My first real job (schedule, hour, labor cost, boss) was like a bag boy with a chain store in Winter Park, Fla. I had worked before, cutting lawn etc. and thought I knew I was working hard. I remember asking my supervisor if it was against the company's policy to collapse on a job on the first day.
Although I knew exactly that I was practicing, I quickly learned that bagging groceries would not be my dream job. I'm one of the lucky ones. I have my dream job. Saying that I advise / speak, speak and write truly oversimplifies all I do but I can tell you this:
Although it's not really bad, it's the worst day to do what I do better than best The day does something else I've ever done. From my experience working with clients in hundreds of different jobs, here are three tips to be successful on the first day and all days, new job:
1. Learn from the person in position for you
OPE, Other people's experience, is a valuable resource to help you reduce the length of your curriculum in a new job. This is especially true when the man before you have done a good job. The good news here is that success almost always shows clues, paths that you can track and learn from. So, learn what your predecessor did to succeed. Some questions to follow are:
o How did they work?
o What were their unique gifts?
o What can you do the same?
o What can you do differently?
Another way to discover what the one who went for you did to succeed is simply asking them. Yes, that's right, ask them. Contrary to general opinion, it does not mean that you look like you do not know what you are doing. The fact is to make you look humble and wise enough to ask good questions. You must ask to receive. You do not have to reinvest the bike or make it up as you go. And it's not only what lets you teach and wear well enough to ask, but it also honors the other person.
2. Learn Everything You Can About What You Are Doing
I really admire how my great-grandmother makes a big deal. When he is ready to spend money, John becomes an expert in the field.

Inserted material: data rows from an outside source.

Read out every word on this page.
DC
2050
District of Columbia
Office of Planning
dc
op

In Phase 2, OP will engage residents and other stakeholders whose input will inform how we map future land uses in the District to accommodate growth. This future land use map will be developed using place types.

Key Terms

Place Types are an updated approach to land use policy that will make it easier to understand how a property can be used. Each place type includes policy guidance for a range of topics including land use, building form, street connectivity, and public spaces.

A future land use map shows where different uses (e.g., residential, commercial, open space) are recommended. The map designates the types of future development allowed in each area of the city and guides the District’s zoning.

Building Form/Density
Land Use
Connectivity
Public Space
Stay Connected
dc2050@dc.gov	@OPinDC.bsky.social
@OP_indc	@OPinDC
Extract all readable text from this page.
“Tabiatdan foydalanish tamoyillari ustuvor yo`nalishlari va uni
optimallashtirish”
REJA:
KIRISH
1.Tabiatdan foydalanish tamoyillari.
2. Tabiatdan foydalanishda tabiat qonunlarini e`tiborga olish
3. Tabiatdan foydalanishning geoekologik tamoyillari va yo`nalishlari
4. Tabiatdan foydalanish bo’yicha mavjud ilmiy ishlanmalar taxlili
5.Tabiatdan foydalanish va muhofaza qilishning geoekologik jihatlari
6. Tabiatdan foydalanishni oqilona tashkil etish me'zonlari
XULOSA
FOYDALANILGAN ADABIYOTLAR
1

He reads and researches all he can, asks a lot of experts and winds to make the best decision more often than not.
Be an enthusiastic and persistent student of what you are doing. I have been in private training for almost 20 years and in this field somehow for 27 years. I still want to be better than I was yesterday, partly because when I'm proud enough to believe I've seen everything, God sends me something unique to keep me humble. The other reason is that the older I get and the longer I have this, the more I realize how much it is that I do not know or even have an idea about it. The seasoned professional, craftsman or craftswoman, is always studying.
3. Do It Your Own
One best way to succeed in what effort is to do it your own. Put your own stamp on it. Barbara Glanz is the author of a care package for the workplace and professional speaker specializing in encouraging employees. She calls it to put your personal signature on your work.
Barbara tells the story of a young man called Johnny with Down's syndrome. Johnny served as a bag boy in a grocery store and was an audience when Barbara spoke at a meeting about the importance of putting your personal signature on your work. Johnny heard and ran the idea; He started giving up his own thought for the day and slammed a small sheet and put in one of the grocery shopping carts that went through his line. It was not long before the line was where Johnny was ordering back regularly because people wanted their thoughts that day.
I first heard this story almost 10 years ago. I understand Barbara and Ken Blanchard of "One Minute Manager" fame soon come out with a new book called "The Simple Truths of Service – Inspired by Johnny the Bagger." You can check it on http://www.barbaraglanz.com .
If Johnny Bagger with Down's syndrome can do that, what in the world is stopping you and me?